La grâce, la pureté et le charme...

Comme un ange, l'image à chacune des saisons, dont parle l'écrivain Carlo Coccioli... "Quand il nous est donné de contempler la Beauté personnifiée,c'est un peu le Parnasse qui ouvre ses portes et nous avons soudain l'intuition du paradis, face à ces demi-dieux incarnés."

Je voudrais évoquer cette mémoire : mais voilà, presque rien n'en reste ; elle s'est effacée. Car elle gît très loin, au fond de mes premières années adolescentes.

Une peau, qui paraissait faite de jasmin... Août, cette soirée... Était-ce en août ? Je me souviens à peine des yeux. Ils étaient bleus, je crois. Ah oui, d'un bleu de saphir.


"Corps, souviens-toi, non seulement de l'ardeur avec laquelle tu fus aimé, non seulement des lits sur lesquels tu t'es étendu, mais de ces désirs qui brillaient pour toi dans les yeux et tremblaient sur les lèvres, et qu'un obstacle fortuit a empêchés d'être exaucés... 
 
Maintenant que tout cela appartient au passé, il semble presque que tu t'y sois abandonné... Corps, souviens-toi de ces désirs qui pour toi brillaient dans les yeux et tremblaient sur les lèvres..."
 

"... Avec ses profonds yeux bruns, son beau visage subtil (beauté des jouissances défendues), ses lèvres parfaites, dispensatrices de volupté au corps aimé, ses membres pleins d'une grâce idéale, faits pour des lits que la morale courante juge infâmes..."
 
"Tentation ou simple et naturelle invitation ? Céder à l'appel des sens ou résister au nom d'une morale hypocrite ? Se laisser prendre tout entier par le désir et la passion... Aimer de tout son corps et de toute son âme... 
 
Mon amour pour toi fut de ce bois dense et parfumé qui brûla des années sur notre couche immaculée, encens divin attisé par les dieux. 
 
Derrière les grandes portes de santal et de bronze, enveloppé de gazes et de soies flottantes autour de la couche, l'empereur jeune encore et l'adolescent au corps parfait, aux muscles tendus vers le plaisir et le coeur battant à tout rompre dans la volupté... 
 
Faibles et puissants à la fois, maîtres du monde en cet instant, l'enfant comme le roi, dieux vivants aimés des dieux, couronnés par l'Amour..."

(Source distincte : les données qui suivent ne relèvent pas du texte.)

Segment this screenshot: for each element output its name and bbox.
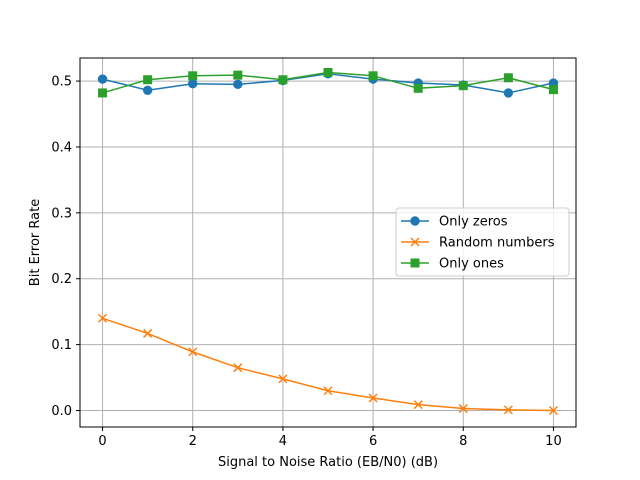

(Poèmes de Constantin Cavafy dans la traduction de Marguerite Yourcenar et notes retrouvées présumées par Hadrien avant la mort d'Antinoüs)
 

2 commentaires:

ZYX a dit…

Merci pour cet aperçu du beau livre de Marguerite Yourcenar que j'ai lu avec beaucoup de plaisir, d'envie et de tristesse

Hersaint a dit…

Quel talent pour évoquer ces
douceurs,ces voluptés divines!
Et les faire partager…On y a gouté !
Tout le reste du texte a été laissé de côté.